Hi i have an N.V.Q. level 3 in Early years care and education. and 9 years experience of working with children. I am just at the point of registering to do a level 4 and because we are hoping to be emigrating in approx. 12 months i am wondering if the qualifications will be recognised there ?? or if its a waste of time doing the level 4 ?? Help please !!

Thanks
Maria


----------



## Auld Yin (Mar 10, 2009)

m field said:


> Hi i have an N.V.Q. level 3 in Early years care and education. and 9 years experience of working with children. I am just at the point of registering to do a level 4 and because we are hoping to be emigrating in approx. 12 months i am wondering if the qualifications will be recognised there ?? or if its a waste of time doing the level 4 ?? Help please !!
> 
> Thanks
> Maria


I'm told from reliable sources that the NVQ qualification/process is not well understood and carries very little weight with employers in Canada.


----------



## inutley (Jun 9, 2009)

m field said:


> Hi i have an N.V.Q. level 3 in Early years care and education. and 9 years experience of working with children. I am just at the point of registering to do a level 4 and because we are hoping to be emigrating in approx. 12 months i am wondering if the qualifications will be recognised there ?? or if its a waste of time doing the level 4 ?? Help please !!
> 
> Thanks
> Maria


Hi Maria,

My wife was loking in to this as well and it appears that NVQ's (and most UK education equivalents) are not well recognised. However, if you have experience that will count and getting initial training so you can crossover should be straighforward. The link below should be of help with regard to requirements.

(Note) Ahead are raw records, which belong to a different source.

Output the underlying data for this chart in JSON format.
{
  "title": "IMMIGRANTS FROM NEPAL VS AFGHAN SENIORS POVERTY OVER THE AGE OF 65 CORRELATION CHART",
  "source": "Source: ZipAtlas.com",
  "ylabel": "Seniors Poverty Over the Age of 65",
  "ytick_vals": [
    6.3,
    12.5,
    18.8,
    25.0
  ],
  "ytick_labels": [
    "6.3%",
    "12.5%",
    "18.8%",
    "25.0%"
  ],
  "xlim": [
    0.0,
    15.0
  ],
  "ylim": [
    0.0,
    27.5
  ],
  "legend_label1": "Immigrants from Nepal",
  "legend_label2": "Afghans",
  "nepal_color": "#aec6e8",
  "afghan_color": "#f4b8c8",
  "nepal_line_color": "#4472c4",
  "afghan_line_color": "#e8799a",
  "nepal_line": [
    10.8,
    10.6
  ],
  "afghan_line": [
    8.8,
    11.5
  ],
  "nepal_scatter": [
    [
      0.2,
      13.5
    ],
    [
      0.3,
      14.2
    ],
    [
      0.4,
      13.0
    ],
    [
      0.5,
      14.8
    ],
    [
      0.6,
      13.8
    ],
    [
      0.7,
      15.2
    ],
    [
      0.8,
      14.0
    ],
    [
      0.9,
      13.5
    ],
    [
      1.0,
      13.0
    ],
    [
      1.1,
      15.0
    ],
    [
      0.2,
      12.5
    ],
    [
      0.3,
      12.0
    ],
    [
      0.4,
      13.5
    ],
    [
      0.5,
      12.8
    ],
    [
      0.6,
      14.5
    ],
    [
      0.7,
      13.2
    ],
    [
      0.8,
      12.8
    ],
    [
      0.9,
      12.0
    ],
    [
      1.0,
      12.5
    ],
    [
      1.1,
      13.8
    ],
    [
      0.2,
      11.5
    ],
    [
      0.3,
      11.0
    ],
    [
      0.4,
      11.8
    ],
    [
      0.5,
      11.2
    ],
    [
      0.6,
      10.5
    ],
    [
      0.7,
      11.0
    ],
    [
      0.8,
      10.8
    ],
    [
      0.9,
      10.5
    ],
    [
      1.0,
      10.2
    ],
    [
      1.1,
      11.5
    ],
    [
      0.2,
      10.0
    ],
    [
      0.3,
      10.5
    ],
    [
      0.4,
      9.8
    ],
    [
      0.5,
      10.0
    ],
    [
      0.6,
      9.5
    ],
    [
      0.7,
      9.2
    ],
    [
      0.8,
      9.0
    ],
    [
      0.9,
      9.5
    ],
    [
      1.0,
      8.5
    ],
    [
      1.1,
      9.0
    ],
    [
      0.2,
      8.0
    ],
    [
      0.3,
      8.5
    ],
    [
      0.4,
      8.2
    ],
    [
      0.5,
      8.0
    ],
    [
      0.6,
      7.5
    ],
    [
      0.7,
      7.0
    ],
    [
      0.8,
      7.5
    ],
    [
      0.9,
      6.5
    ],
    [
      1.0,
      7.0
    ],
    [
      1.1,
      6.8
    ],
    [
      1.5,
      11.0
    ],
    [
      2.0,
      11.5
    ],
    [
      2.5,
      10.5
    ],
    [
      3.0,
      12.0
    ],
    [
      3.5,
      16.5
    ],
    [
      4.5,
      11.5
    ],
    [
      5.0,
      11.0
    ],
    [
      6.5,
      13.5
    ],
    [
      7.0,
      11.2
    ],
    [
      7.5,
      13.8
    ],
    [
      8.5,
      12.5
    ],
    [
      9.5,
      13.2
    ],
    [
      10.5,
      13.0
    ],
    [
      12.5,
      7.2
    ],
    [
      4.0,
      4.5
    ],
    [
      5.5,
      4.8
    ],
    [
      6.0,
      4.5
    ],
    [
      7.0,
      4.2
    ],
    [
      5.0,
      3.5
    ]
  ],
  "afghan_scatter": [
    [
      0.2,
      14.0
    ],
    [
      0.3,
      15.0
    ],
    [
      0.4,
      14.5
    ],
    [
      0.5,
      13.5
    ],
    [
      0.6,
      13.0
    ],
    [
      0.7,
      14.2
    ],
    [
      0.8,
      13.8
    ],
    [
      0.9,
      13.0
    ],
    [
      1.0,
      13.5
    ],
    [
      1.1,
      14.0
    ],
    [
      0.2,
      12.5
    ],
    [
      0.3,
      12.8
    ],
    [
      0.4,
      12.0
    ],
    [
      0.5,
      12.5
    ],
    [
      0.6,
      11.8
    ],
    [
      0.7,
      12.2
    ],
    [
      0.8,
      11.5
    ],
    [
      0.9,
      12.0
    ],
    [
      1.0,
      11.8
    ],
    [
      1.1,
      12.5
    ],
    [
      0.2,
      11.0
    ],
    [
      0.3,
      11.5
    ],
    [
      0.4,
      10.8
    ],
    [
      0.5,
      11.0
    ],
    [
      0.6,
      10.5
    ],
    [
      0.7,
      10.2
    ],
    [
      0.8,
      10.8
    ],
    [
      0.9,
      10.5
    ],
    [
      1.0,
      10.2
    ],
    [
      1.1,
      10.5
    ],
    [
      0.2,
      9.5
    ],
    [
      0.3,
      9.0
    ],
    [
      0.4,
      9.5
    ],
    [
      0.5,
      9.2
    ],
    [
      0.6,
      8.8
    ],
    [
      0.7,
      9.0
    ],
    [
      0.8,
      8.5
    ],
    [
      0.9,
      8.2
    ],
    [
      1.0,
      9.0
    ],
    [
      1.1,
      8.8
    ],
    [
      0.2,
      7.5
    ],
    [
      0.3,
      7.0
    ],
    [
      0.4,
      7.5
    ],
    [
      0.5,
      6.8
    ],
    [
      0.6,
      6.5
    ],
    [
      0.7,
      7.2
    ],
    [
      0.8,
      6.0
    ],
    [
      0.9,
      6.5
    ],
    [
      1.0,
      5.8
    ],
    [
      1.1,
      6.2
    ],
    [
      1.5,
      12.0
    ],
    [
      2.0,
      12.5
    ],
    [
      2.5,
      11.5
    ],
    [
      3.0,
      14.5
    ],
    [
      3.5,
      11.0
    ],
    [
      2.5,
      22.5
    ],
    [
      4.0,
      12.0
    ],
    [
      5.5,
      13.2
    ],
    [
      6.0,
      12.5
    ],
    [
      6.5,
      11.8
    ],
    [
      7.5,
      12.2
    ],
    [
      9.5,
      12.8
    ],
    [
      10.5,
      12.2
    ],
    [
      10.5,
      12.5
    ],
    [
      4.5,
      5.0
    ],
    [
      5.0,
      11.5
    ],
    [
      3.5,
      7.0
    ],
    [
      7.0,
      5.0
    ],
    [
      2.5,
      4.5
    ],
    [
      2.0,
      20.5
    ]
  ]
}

ECE Registry - Early Childhood Educator Training


----------



## m field (Jan 27, 2010)

Great thanks for that .


----------



## Irma (Oct 21, 2010)

*NVQS in Canada*

First of all the provinces have different requirements and standards so you need to be specific about the Province 
Typically Nvqs are not recognized in as much that you can get automatic provincial equivalency.
However in some provinces immigrants ( this also applies to people moving between provinces) can "challenge" an examination. In other words you can sit an exam to demonstrate your skills.
Cheers


----------